04-19-2004, 10:48 PM
Last weekend it was 86 degrees outside and I had to go trap shooting. Well usually when i shoot im wearing a sweatshirt or something. Well i wore a t shirt and by the time i shot 100 shots i was sore as ****. i was holding the gun tight to my shoulder but everytime i would shoot it would keep getting more painful. the next day i had a HUGE bruise. Im just wondering if anyone knows of a type of pad or recoil reducer i could use. Also i think ill need a comb pad cuz when i do shoot i also get a bruise on my cheek. Im just wondering if anyone could help me out. thanks
04-19-2004, 11:36 PM
shoot lighter loads i shoot #8 1oz target loads for skeet and clays and i can get off about 150-200 shots before i get sore but the next day im still sore any thing over 100 and its going to hurt unless you shoot real light reloads
04-22-2004, 01:36 PM
Unfortunately, you're using a light weight field gun for trap shooting. This causes two problems.

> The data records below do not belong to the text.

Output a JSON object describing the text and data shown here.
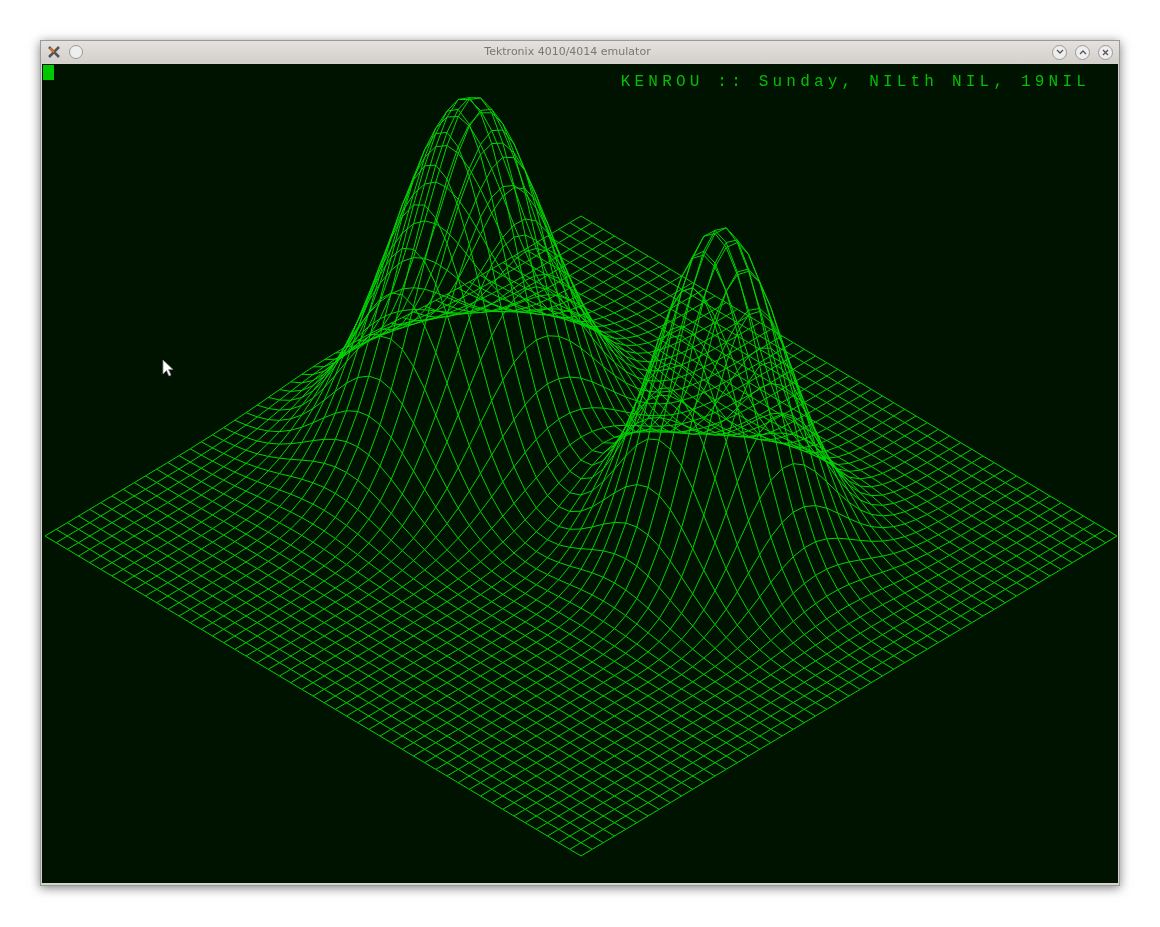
{
  "window": {
    "title": "Tektronix 4010/4014 emulator"
  },
  "terminal": {
    "header": "KENROU :: Sunday, NILth NIL, 19NIL"
  }
}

Lightweight is great for a field gun, because of course, you don't want to be lugging a heavy gun around all day long. In the field, hunting, normally you don't take a "bunch" of shots. Certainly fewer than a boxful under most circumstances.
Lightweight is bad for trap, because Fig's smarter brother Isaac proved to us all that for any action, there is an equal and opposite reaction. I won't go into the mathematics, but the recoil you feel every time you shoot is affected by the weight of the gun. If you think of the extreme case, a REALLY HEAVY gun, shooting your trap shells, would recoil into you shoulder a lot less than a REALLY LIGHT gun.

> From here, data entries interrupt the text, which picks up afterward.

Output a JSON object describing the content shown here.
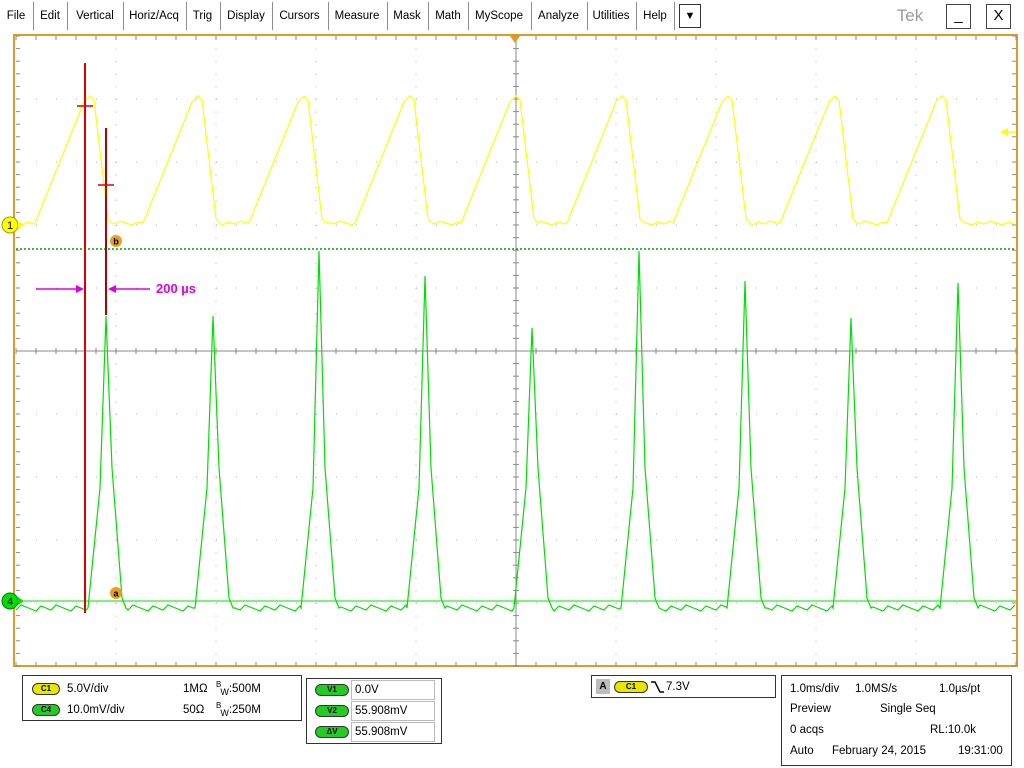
{
  "menu": {
    "items": [
      "File",
      "Edit",
      "Vertical",
      "Horiz/Acq",
      "Trig",
      "Display",
      "Cursors",
      "Measure",
      "Mask",
      "Math",
      "MyScope",
      "Analyze",
      "Utilities",
      "Help"
    ],
    "more_label": "▼",
    "brand": "Tek",
    "minimize_label": "_",
    "close_label": "X"
  },
  "graticule": {
    "channel_markers": {
      "ch1": "1",
      "ch4": "4"
    },
    "cursor_markers": {
      "a": "a",
      "b": "b"
    },
    "delta_annotation": "200 µs",
    "colors": {
      "ch1": "#ffff00",
      "ch4": "#00e000",
      "cursor": "#e00000",
      "annotation": "#e000e0",
      "frame": "#e09a2a"
    }
  },
  "channels": {
    "c1": {
      "badge": "C1",
      "scale": "5.0V/div",
      "impedance": "1MΩ",
      "bw_prefix": "B",
      "bw_sub": "W",
      "bandwidth": ":500M"
    },
    "c4": {
      "badge": "C4",
      "scale": "10.0mV/div",
      "impedance": "50Ω",
      "bw_prefix": "B",
      "bw_sub": "W",
      "bandwidth": ":250M"
    }
  },
  "cursors": {
    "v1_label": "V1",
    "v1_value": "0.0V",
    "v2_label": "V2",
    "v2_value": "55.908mV",
    "dv_label": "ΔV",
    "dv_value": "55.908mV"
  },
  "trigger": {
    "mode_label": "A",
    "source_badge": "C1",
    "slope_icon": "falling-edge",
    "level": "7.3V"
  },
  "acquisition": {
    "time_div": "1.0ms/div",
    "sample_rate": "1.0MS/s",
    "resolution": "1.0µs/pt",
    "state": "Preview",
    "run_mode": "Single Seq",
    "acqs": "0 acqs",
    "record_length": "RL:10.0k",
    "trigger_mode": "Auto",
    "date": "February 24, 2015",
    "time": "19:31:00"
  }
}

The second thing about a field gun is that it has a "drop comb." The comb of your gun stock slopes down towards the butt end. Trap gun stocks are usually flat (parallel with the gun barrel.) A sloped stock is easier to bring up to your face quickly, such as for hunting, but is not so good for trap since every time the gun recoils, that sloped comb nudges your face as it's moving backards towards your shoulder.
Make sense so far?
Anyway, you have a couple of options. I'll assume you've decided this is the gun you're going to use for trap shooting, (so I won't suggest you get a trap gun.)
Have someone who really knows what they're doing (i.e. someone who gets paid to do it) look at your form and your gun fit. Sometimes just changing your stance, or how you hold the gun can make a world of difference.
Get a softer butt pad. Some brand names are "Gooey" "Kick-Eez" "Hi-Viz" and "Sims" Usually best to have a gunsmith install them, but it's not horribly difficult.
Add some "Moleskin" to the top of the comb. I think you can get this at the drugstore. I've never bought it myself but I think it's in the foot products. Might cushion your cheek a little.
Like fezman said, use a 1 ounce, 2-3/4 dram target load. Much lighter on the shoulder than the 1-1/8 ounce 3 dram kickers most people use. Remington Gun Club is a brand that I use. Reasonably priced and they work well. Not as easy to find, byt you can get them mail order from Gamaliel or Cheaperthandirt. If you do your part (point the gun correctly) the 1 ounce loads break targets just a s good as the 1-1/8 ounce loads. I use 1 ounce loads exclusively.
Incidentally, I shoot a Remington 1100 for trap which is at least a pound heavier than my Condor. I have it set up with a Monte-Carlo trap stock. I shot (at) over 400 targets this weekend (broke 341 of them) and my shoulder never, I repeat, never hurt.
Hope this helps,
Where in Nebraska are you? I grew up in Omaha, and graduated from Lincoln (1983.)
04-26-2004, 08:47 PM
Thanks, but i was using 8 shot, 2 3/4 dram winchester light trap loads. But i bought a slip over recoil pad and it works great. Im gonna start reloaded my own now and i think ill use 2 3/4 dram for singles but for handicap i need to get it out there faster so ill prolly use 3 or 3 1/4 dram. I am in Omaha to Tim99. But im only 15 yrs old so not in college yet.